Les trois femmes se connaissent depuis sept ans dans cette grande école où les rencontres sont rares en journée. « Cela nous permet de nous voir une fois par semaine plutôt que de nous croiser seulement dans les couloirs », explique Jennifer. « Pendant le cours, nous nous concentrons sur les instructions, mais nous échangeons aussi sur le karaté, la famille, les enfants et la vie. »
Parfois, le karaté s'invite même au travail. « Lors d'une pause déjeuner, Susan m'a montré une technique d'autodéfense et j'ai fini par la projeter sur un tableau de présentation ! » raconte Jennifer, précisant que Suzanne n'a pas été blessée. « Les collègues adorent nos anecdotes. »
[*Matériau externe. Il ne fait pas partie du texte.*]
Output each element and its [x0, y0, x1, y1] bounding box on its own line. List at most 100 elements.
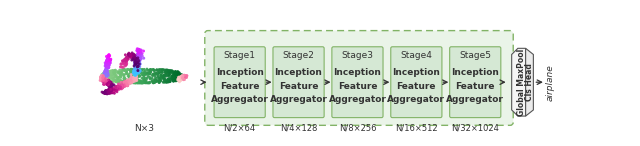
Point [132, 58, 143, 60]
Point [134, 82, 145, 84]
Point [175, 79, 186, 81]
Point [109, 69, 120, 72]
Point [134, 69, 145, 71]
Point [124, 55, 134, 58]
Point [115, 85, 125, 88]
Point [177, 77, 187, 79]
Point [102, 93, 112, 95]
Point [103, 82, 113, 84]
Point [125, 81, 136, 84]
Point [122, 62, 132, 65]
Point [155, 78, 165, 80]
Point [104, 90, 114, 93]
Point [176, 78, 186, 80]
Point [177, 77, 188, 79]
Point [141, 82, 152, 84]
Point [99, 81, 109, 84]
Point [108, 88, 118, 91]
Point [113, 71, 124, 73]
Point [177, 77, 188, 79]
Point [150, 69, 160, 72]
Point [108, 88, 118, 90]
Point [100, 71, 110, 73]
Point [106, 88, 116, 90]
Point [159, 69, 169, 71]
Point [102, 69, 112, 71]
Point [168, 71, 179, 73]
Point [132, 66, 142, 68]
Point [97, 77, 108, 80]
Point [131, 63, 141, 66]
Point [103, 83, 113, 86]
Point [131, 70, 141, 72]
Point [116, 85, 126, 87]
Point [133, 82, 143, 84]
Point [130, 76, 140, 79]
Point [130, 61, 140, 63]
Point [163, 71, 173, 73]
Point [100, 92, 110, 95]
Point [103, 81, 113, 84]
Point [164, 69, 175, 72]
Point [100, 63, 111, 66]
Point [101, 78, 111, 80]
Point [132, 68, 143, 70]
Point [151, 79, 161, 81]
Point [123, 53, 133, 55]
Point [168, 76, 179, 79]
Point [128, 58, 138, 60]
Point [121, 57, 131, 59]
Point [139, 81, 149, 83]
Point [102, 64, 113, 66]
Point [124, 52, 134, 54]
Point [100, 68, 111, 71]
Point [126, 70, 136, 72]
Point [98, 77, 108, 79]
Point [105, 89, 115, 91]
Point [104, 84, 114, 86]
Point [134, 53, 144, 55]
Point [123, 81, 133, 83]
Point [117, 66, 127, 68]
Point [172, 78, 182, 80]
Point [178, 77, 188, 79]
Point [96, 75, 106, 77]
Point [111, 86, 121, 89]
Point [131, 71, 141, 73]
Point [104, 80, 114, 82]
Point [110, 75, 120, 77]
Point [134, 75, 145, 78]
Point [151, 80, 161, 83]
Point [127, 81, 137, 84]
Point [116, 81, 126, 83]
Point [102, 80, 113, 82]
Point [104, 80, 115, 82]
Point [130, 70, 140, 72]
Point [124, 54, 134, 56]
Point [177, 76, 188, 79]
Point [163, 81, 173, 83]
Point [101, 90, 111, 93]
Point [113, 85, 124, 88]
Point [163, 80, 173, 83]
Point [125, 69, 136, 72]
Point [163, 78, 173, 80]
Point [175, 78, 186, 80]
Point [106, 89, 116, 92]
Point [174, 77, 184, 79]
Point [132, 65, 143, 67]
Point [132, 65, 142, 67]
Point [111, 87, 121, 90]
Point [114, 86, 124, 89]
Point [139, 77, 149, 79]
Point [127, 77, 138, 80]
Point [125, 54, 136, 56]
Point [132, 71, 142, 73]
Point [102, 79, 113, 82]
Point [109, 84, 119, 86]
Point [105, 60, 115, 62]
Point [136, 53, 147, 55]
Point [120, 80, 130, 82]
Point [125, 54, 135, 57]
Point [112, 87, 122, 89]
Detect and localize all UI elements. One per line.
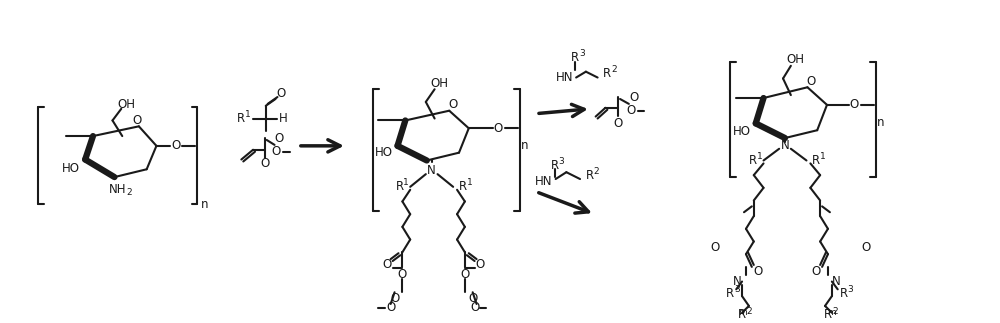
Text: N: N <box>832 275 841 288</box>
Text: R: R <box>551 159 559 172</box>
Text: O: O <box>710 241 719 254</box>
Text: HO: HO <box>375 146 393 159</box>
Text: R: R <box>824 308 832 321</box>
Text: OH: OH <box>117 98 135 111</box>
Text: O: O <box>807 75 816 88</box>
Text: 1: 1 <box>467 178 473 187</box>
Text: R: R <box>603 67 611 80</box>
Text: R: R <box>726 287 734 300</box>
Text: NH: NH <box>109 183 126 196</box>
Text: O: O <box>468 292 477 305</box>
Text: H: H <box>279 112 288 125</box>
Text: 3: 3 <box>848 285 853 294</box>
Text: R: R <box>459 180 467 193</box>
Text: HO: HO <box>733 125 751 138</box>
Text: 1: 1 <box>403 178 409 187</box>
Text: O: O <box>260 157 269 170</box>
Text: 2: 2 <box>746 307 752 316</box>
Text: N: N <box>781 139 789 152</box>
Text: n: n <box>201 198 208 211</box>
Text: O: O <box>753 265 762 278</box>
Text: O: O <box>629 90 638 104</box>
Text: R: R <box>571 50 579 64</box>
Text: O: O <box>275 131 284 144</box>
Text: R: R <box>840 287 848 300</box>
Text: OH: OH <box>787 53 805 67</box>
Text: R: R <box>812 154 820 167</box>
Text: R: R <box>395 180 404 193</box>
Text: R: R <box>738 308 746 321</box>
Text: 2: 2 <box>832 307 838 316</box>
Text: 1: 1 <box>245 110 251 119</box>
Text: O: O <box>812 265 821 278</box>
Text: n: n <box>877 116 884 129</box>
Text: O: O <box>449 98 458 111</box>
Text: N: N <box>427 164 436 177</box>
Text: HN: HN <box>535 175 553 188</box>
Text: 2: 2 <box>611 65 617 74</box>
Text: OH: OH <box>430 77 448 90</box>
Text: O: O <box>850 98 859 111</box>
Text: m: m <box>827 308 836 317</box>
Text: R: R <box>749 154 757 167</box>
Text: 2: 2 <box>594 167 599 176</box>
Text: 3: 3 <box>559 157 564 166</box>
Text: O: O <box>132 114 142 127</box>
Text: 1: 1 <box>757 152 763 161</box>
Text: O: O <box>277 87 286 99</box>
Text: O: O <box>476 258 485 271</box>
Text: O: O <box>398 268 407 281</box>
Text: O: O <box>386 301 395 314</box>
Text: m: m <box>738 308 746 317</box>
Text: O: O <box>460 268 469 281</box>
Text: O: O <box>272 145 281 158</box>
Text: O: O <box>382 258 391 271</box>
Text: O: O <box>626 104 635 117</box>
Text: 3: 3 <box>579 49 585 57</box>
Text: O: O <box>861 241 871 254</box>
Text: HO: HO <box>62 162 80 175</box>
Text: O: O <box>470 301 479 314</box>
Text: O: O <box>493 122 503 135</box>
Text: 3: 3 <box>734 285 740 294</box>
Text: 2: 2 <box>126 188 132 197</box>
Text: O: O <box>171 139 181 152</box>
Text: n: n <box>521 139 528 152</box>
Text: R: R <box>586 169 594 182</box>
Text: O: O <box>613 117 623 130</box>
Text: 1: 1 <box>820 152 826 161</box>
Text: HN: HN <box>556 71 573 84</box>
Text: O: O <box>390 292 399 305</box>
Text: R: R <box>237 112 245 125</box>
Text: N: N <box>733 275 742 288</box>
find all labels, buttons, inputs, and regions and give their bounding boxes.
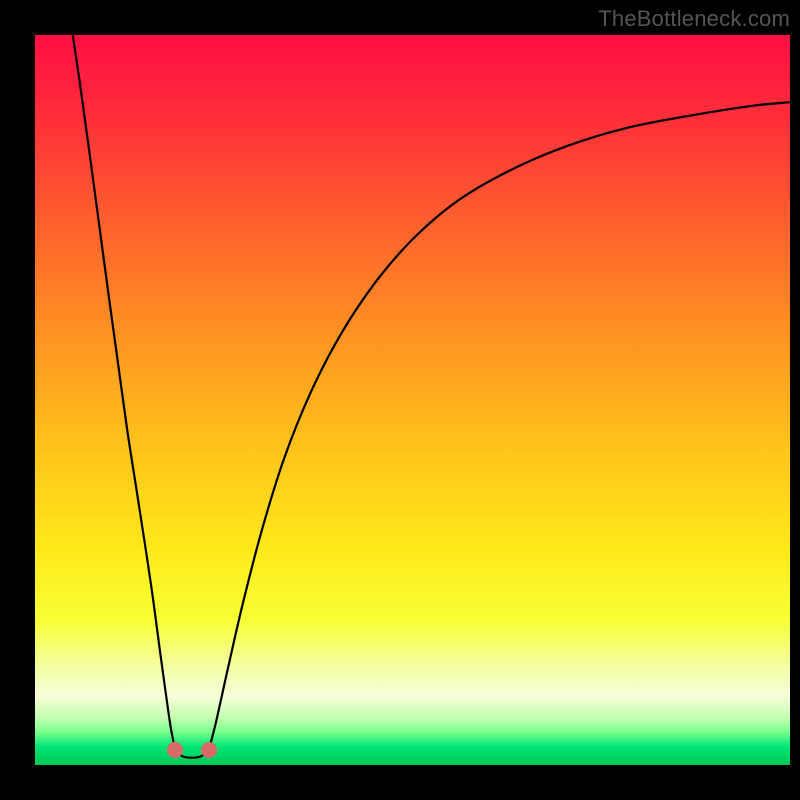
- chart-svg: [35, 35, 790, 765]
- chart-frame: TheBottleneck.com: [0, 0, 800, 800]
- gradient-background: [35, 35, 790, 765]
- valley-marker: [167, 742, 183, 758]
- watermark-text: TheBottleneck.com: [598, 6, 790, 32]
- valley-marker: [201, 742, 217, 758]
- plot-area: [35, 35, 790, 765]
Portant désormais la ceinture verte, Jennifer apprécie la polyvalence des entraînements. Lors de sa grossesse, elle avait adapté les exercices cardio intenses comme les pompes ou les esquives. « Aujourd'hui, le karaté m'aide à retrouver la forme après la naissance de ma fille. » Elle ajoute : « On peut intensifier l'entraînement à volonté ; je termine souvent trempée de sueur. »
Au-delà du physique, les arts martiaux comme le karaté combattent la dépression et l'anxiété.
Et c'est ludique. « Autant j'aime ma famille, autant j'attends avec impatience le cours pour ce temps à moi et les rires avec mes amies », conclut Jennifer.
Quel style choisir ? Certaines écoles privilégient puissance et efficacité, d'autres fluidité et stabilité. Shotokan et Isshinryu sont parmi les plus populaires en Amérique du Nord, selon Susan Baldassi, monitrice d'Isshinryu la mieux classée au Canada.
Que pratique-t-on ? Comme dans la plupart des arts martiaux, on exécute coups de pied et de poing sur sacs ou partenaires imaginaires (sans contact aux niveaux débutants). Ces mouvements renforcent tronc, jambes et bras, améliorent l'équilibre et offrent un excellent cardio. Une femme de 68 kg brûle plus de 500 calories en une heure.
Que porter ? Un gi blanc (veste et pantalon) avec ceinture colorée indiquant le grade. Pieds nus.
Où trouver un cours ? Contactez votre centre de loisirs ou cherchez en ligne « karaté » suivi de votre ville ou province.